Seit Langem engagiert sich die Britin für Menschenrechte, Frieden, Tierschutz und gegen den Klimawandel. Die große Show gehört stets dazu, wenn sich Westwood inszeniert. 2015 ließ sie sich in einem weißen Panzer zum Privathaus des damaligen Premiers David Cameron fahren, um gegen Gasgewinnung durch Fracking zu protestieren.
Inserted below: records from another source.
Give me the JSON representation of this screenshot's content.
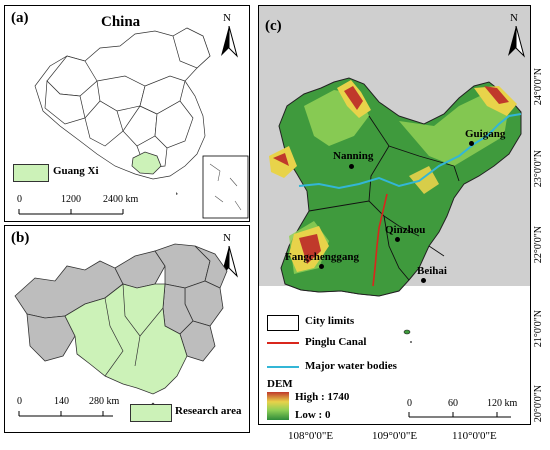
{
  "panel_a": {
    "label": "(a)",
    "title": "China",
    "north": "N",
    "legend_label": "Guang Xi",
    "scale_ticks": [
      "0",
      "1200",
      "2400 km"
    ]
  },
  "panel_b": {
    "label": "(b)",
    "north": "N",
    "legend_label": "Research area",
    "scale_ticks": [
      "0",
      "140",
      "280 km"
    ]
  },
  "panel_c": {
    "label": "(c)",
    "north": "N",
    "cities": [
      "Nanning",
      "Guigang",
      "Qinzhou",
      "Fangchenggang",
      "Beihai"
    ],
    "legend": {
      "city_limits": "City limits",
      "canal": "Pinglu Canal",
      "water": "Major water bodies",
      "dem_title": "DEM",
      "dem_high": "High : 1740",
      "dem_low": "Low : 0"
    },
    "scale_ticks": [
      "0",
      "60",
      "120 km"
    ],
    "lat_labels": [
      "24°0'0\"N",
      "23°0'0\"N",
      "22°0'0\"N",
      "21°0'0\"N",
      "20°0'0\"N"
    ],
    "lon_labels": [
      "108°0'0\"E",
      "109°0'0\"E",
      "110°0'0\"E"
    ]
  },
  "colors": {
    "guangxi_fill": "#ccf2b8",
    "gray_region": "#bdbdbd",
    "canal": "#d9261c",
    "water": "#33b6d6",
    "dem_high": "#c0392b",
    "dem_low": "#2e8b3a"
  }
}
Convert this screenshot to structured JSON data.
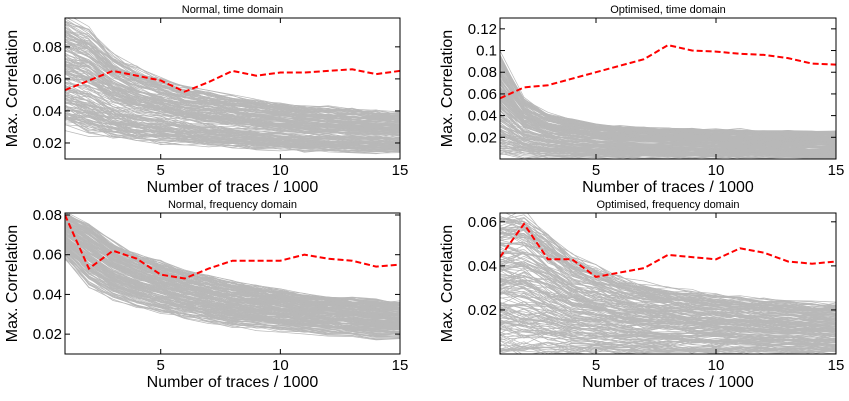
{
  "chart_data": [
    {
      "type": "line",
      "title": "Normal, time domain",
      "xlabel": "Number of traces / 1000",
      "ylabel": "Max. Correlation",
      "xlim": [
        1,
        15
      ],
      "ylim": [
        0.01,
        0.098
      ],
      "xticks": [
        5,
        10,
        15
      ],
      "yticks": [
        0.02,
        0.04,
        0.06,
        0.08
      ],
      "ytick_labels": [
        "0.02",
        "0.04",
        "0.06",
        "0.08"
      ],
      "grid": false,
      "legend": "none",
      "highlight_color": "#ff0000",
      "background_color": "#b8b8b8",
      "highlight": {
        "x": [
          1,
          2,
          3,
          4,
          5,
          6,
          7,
          8,
          9,
          10,
          11,
          12,
          13,
          14,
          15
        ],
        "y": [
          0.053,
          0.059,
          0.065,
          0.062,
          0.059,
          0.052,
          0.058,
          0.065,
          0.062,
          0.064,
          0.064,
          0.065,
          0.066,
          0.063,
          0.065
        ]
      },
      "background_band": {
        "count": 200,
        "x": [
          1,
          2,
          3,
          4,
          5,
          6,
          7,
          8,
          9,
          10,
          11,
          12,
          13,
          14,
          15
        ],
        "low": [
          0.03,
          0.026,
          0.023,
          0.021,
          0.02,
          0.019,
          0.018,
          0.017,
          0.016,
          0.016,
          0.015,
          0.015,
          0.014,
          0.014,
          0.014
        ],
        "high": [
          0.098,
          0.09,
          0.075,
          0.066,
          0.06,
          0.055,
          0.052,
          0.049,
          0.047,
          0.045,
          0.043,
          0.042,
          0.041,
          0.04,
          0.039
        ]
      }
    },
    {
      "type": "line",
      "title": "Optimised, time domain",
      "xlabel": "Number of traces / 1000",
      "ylabel": "Max. Correlation",
      "xlim": [
        1,
        15
      ],
      "ylim": [
        0.0,
        0.13
      ],
      "xticks": [
        5,
        10,
        15
      ],
      "yticks": [
        0.02,
        0.04,
        0.06,
        0.08,
        0.1,
        0.12
      ],
      "ytick_labels": [
        "0.02",
        "0.04",
        "0.06",
        "0.08",
        "0.1",
        "0.12"
      ],
      "grid": false,
      "legend": "none",
      "highlight_color": "#ff0000",
      "background_color": "#b8b8b8",
      "highlight": {
        "x": [
          1,
          2,
          3,
          4,
          5,
          6,
          7,
          8,
          9,
          10,
          11,
          12,
          13,
          14,
          15
        ],
        "y": [
          0.056,
          0.066,
          0.068,
          0.074,
          0.08,
          0.086,
          0.092,
          0.105,
          0.1,
          0.099,
          0.097,
          0.096,
          0.093,
          0.088,
          0.087
        ]
      },
      "background_band": {
        "count": 200,
        "x": [
          1,
          2,
          3,
          4,
          5,
          6,
          7,
          8,
          9,
          10,
          11,
          12,
          13,
          14,
          15
        ],
        "low": [
          0.002,
          0.002,
          0.001,
          0.001,
          0.001,
          0.001,
          0.001,
          0.001,
          0.001,
          0.001,
          0.001,
          0.001,
          0.001,
          0.001,
          0.001
        ],
        "high": [
          0.095,
          0.055,
          0.042,
          0.036,
          0.032,
          0.03,
          0.029,
          0.028,
          0.028,
          0.027,
          0.027,
          0.026,
          0.026,
          0.025,
          0.025
        ]
      }
    },
    {
      "type": "line",
      "title": "Normal, frequency domain",
      "xlabel": "Number of traces / 1000",
      "ylabel": "Max. Correlation",
      "xlim": [
        1,
        15
      ],
      "ylim": [
        0.01,
        0.081
      ],
      "xticks": [
        5,
        10,
        15
      ],
      "yticks": [
        0.02,
        0.04,
        0.06,
        0.08
      ],
      "ytick_labels": [
        "0.02",
        "0.04",
        "0.06",
        "0.08"
      ],
      "grid": false,
      "legend": "none",
      "highlight_color": "#ff0000",
      "background_color": "#b8b8b8",
      "highlight": {
        "x": [
          1,
          2,
          3,
          4,
          5,
          6,
          7,
          8,
          9,
          10,
          11,
          12,
          13,
          14,
          15
        ],
        "y": [
          0.08,
          0.053,
          0.062,
          0.058,
          0.05,
          0.048,
          0.053,
          0.057,
          0.057,
          0.057,
          0.06,
          0.058,
          0.057,
          0.054,
          0.055
        ]
      },
      "background_band": {
        "count": 200,
        "x": [
          1,
          2,
          3,
          4,
          5,
          6,
          7,
          8,
          9,
          10,
          11,
          12,
          13,
          14,
          15
        ],
        "low": [
          0.058,
          0.045,
          0.038,
          0.034,
          0.031,
          0.028,
          0.026,
          0.024,
          0.023,
          0.022,
          0.021,
          0.02,
          0.019,
          0.018,
          0.018
        ],
        "high": [
          0.081,
          0.075,
          0.066,
          0.06,
          0.056,
          0.052,
          0.049,
          0.046,
          0.044,
          0.042,
          0.04,
          0.039,
          0.038,
          0.037,
          0.036
        ]
      }
    },
    {
      "type": "line",
      "title": "Optimised, frequency domain",
      "xlabel": "Number of traces / 1000",
      "ylabel": "Max. Correlation",
      "xlim": [
        1,
        15
      ],
      "ylim": [
        0.0,
        0.064
      ],
      "xticks": [
        5,
        10,
        15
      ],
      "yticks": [
        0.02,
        0.04,
        0.06
      ],
      "ytick_labels": [
        "0.02",
        "0.04",
        "0.06"
      ],
      "grid": false,
      "legend": "none",
      "highlight_color": "#ff0000",
      "background_color": "#b8b8b8",
      "highlight": {
        "x": [
          1,
          2,
          3,
          4,
          5,
          6,
          7,
          8,
          9,
          10,
          11,
          12,
          13,
          14,
          15
        ],
        "y": [
          0.044,
          0.059,
          0.043,
          0.043,
          0.035,
          0.037,
          0.039,
          0.045,
          0.044,
          0.043,
          0.048,
          0.046,
          0.042,
          0.041,
          0.042
        ]
      },
      "background_band": {
        "count": 200,
        "x": [
          1,
          2,
          3,
          4,
          5,
          6,
          7,
          8,
          9,
          10,
          11,
          12,
          13,
          14,
          15
        ],
        "low": [
          0.002,
          0.001,
          0.001,
          0.001,
          0.001,
          0.001,
          0.001,
          0.001,
          0.001,
          0.001,
          0.001,
          0.001,
          0.001,
          0.001,
          0.001
        ],
        "high": [
          0.064,
          0.064,
          0.055,
          0.045,
          0.04,
          0.035,
          0.032,
          0.03,
          0.028,
          0.027,
          0.026,
          0.025,
          0.024,
          0.023,
          0.023
        ]
      }
    }
  ]
}
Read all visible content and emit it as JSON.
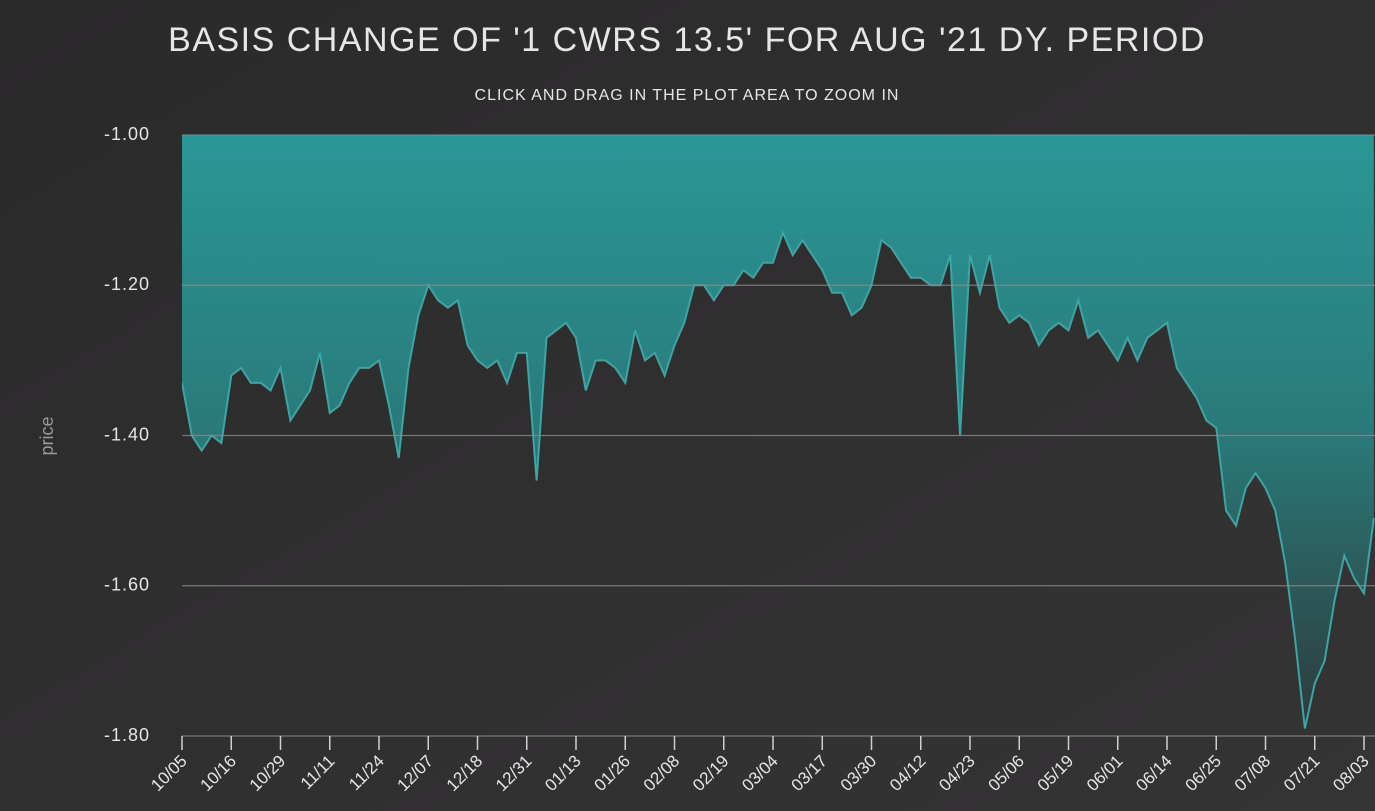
{
  "chart_data": {
    "type": "area",
    "title": "BASIS CHANGE OF '1 CWRS 13.5' FOR AUG '21 DY. PERIOD",
    "subtitle": "CLICK AND DRAG IN THE PLOT AREA TO ZOOM IN",
    "y_label": "price",
    "color": "#3aa6a5",
    "categories": [
      "10/05",
      null,
      null,
      null,
      null,
      "10/16",
      null,
      null,
      null,
      null,
      "10/29",
      null,
      null,
      null,
      null,
      "11/11",
      null,
      null,
      null,
      null,
      "11/24",
      null,
      null,
      null,
      null,
      "12/07",
      null,
      null,
      null,
      null,
      "12/18",
      null,
      null,
      null,
      null,
      "12/31",
      null,
      null,
      null,
      null,
      "01/13",
      null,
      null,
      null,
      null,
      "01/26",
      null,
      null,
      null,
      null,
      "02/08",
      null,
      null,
      null,
      null,
      "02/19",
      null,
      null,
      null,
      null,
      "03/04",
      null,
      null,
      null,
      null,
      "03/17",
      null,
      null,
      null,
      null,
      "03/30",
      null,
      null,
      null,
      null,
      "04/12",
      null,
      null,
      null,
      null,
      "04/23",
      null,
      null,
      null,
      null,
      "05/06",
      null,
      null,
      null,
      null,
      "05/19",
      null,
      null,
      null,
      null,
      "06/01",
      null,
      null,
      null,
      null,
      "06/14",
      null,
      null,
      null,
      null,
      "06/25",
      null,
      null,
      null,
      null,
      "07/08",
      null,
      null,
      null,
      null,
      "07/21",
      null,
      null,
      null,
      null,
      "08/03",
      null
    ],
    "values": [
      -1.33,
      -1.4,
      -1.42,
      -1.4,
      -1.41,
      -1.32,
      -1.31,
      -1.33,
      -1.33,
      -1.34,
      -1.31,
      -1.38,
      -1.36,
      -1.34,
      -1.29,
      -1.37,
      -1.36,
      -1.33,
      -1.31,
      -1.31,
      -1.3,
      -1.36,
      -1.43,
      -1.31,
      -1.24,
      -1.2,
      -1.22,
      -1.23,
      -1.22,
      -1.28,
      -1.3,
      -1.31,
      -1.3,
      -1.33,
      -1.29,
      -1.29,
      -1.46,
      -1.27,
      -1.26,
      -1.25,
      -1.27,
      -1.34,
      -1.3,
      -1.3,
      -1.31,
      -1.33,
      -1.26,
      -1.3,
      -1.29,
      -1.32,
      -1.28,
      -1.25,
      -1.2,
      -1.2,
      -1.22,
      -1.2,
      -1.2,
      -1.18,
      -1.19,
      -1.17,
      -1.17,
      -1.13,
      -1.16,
      -1.14,
      -1.16,
      -1.18,
      -1.21,
      -1.21,
      -1.24,
      -1.23,
      -1.2,
      -1.14,
      -1.15,
      -1.17,
      -1.19,
      -1.19,
      -1.2,
      -1.2,
      -1.16,
      -1.4,
      -1.16,
      -1.21,
      -1.16,
      -1.23,
      -1.25,
      -1.24,
      -1.25,
      -1.28,
      -1.26,
      -1.25,
      -1.26,
      -1.22,
      -1.27,
      -1.26,
      -1.28,
      -1.3,
      -1.27,
      -1.3,
      -1.27,
      -1.26,
      -1.25,
      -1.31,
      -1.33,
      -1.35,
      -1.38,
      -1.39,
      -1.5,
      -1.52,
      -1.47,
      -1.45,
      -1.47,
      -1.5,
      -1.57,
      -1.67,
      -1.79,
      -1.73,
      -1.7,
      -1.62,
      -1.56,
      -1.59,
      -1.61,
      -1.51
    ],
    "ylim": [
      -1.8,
      -1.0
    ],
    "yticks": [
      {
        "value": -1.8,
        "label": "-1.80"
      },
      {
        "value": -1.6,
        "label": "-1.60"
      },
      {
        "value": -1.4,
        "label": "-1.40"
      },
      {
        "value": -1.2,
        "label": "-1.20"
      },
      {
        "value": -1.0,
        "label": "-1.00"
      }
    ],
    "grid": true
  }
}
Das politische Statement war und ist auch fester Bestandteil ihrer Mode – gelegentlich zum Leidwesen ihres Ehemannes und Co-Designers Andreas Kronthaler, wie in der Westwood-Doku von Regisseurin Lorna Tucker deutlich wird. „Sie mag es, wenn die Kleidung eine Botschaft hat“, so Kronthaler, „was ich gut finde – oder nicht gut. Ich bin mir nicht sicher.“Seit fast 30 Jahren ist Westwood mit dem 25 Jahre jüngeren Österreicher, ihrem ehemaligen Modestudenten, verheiratet.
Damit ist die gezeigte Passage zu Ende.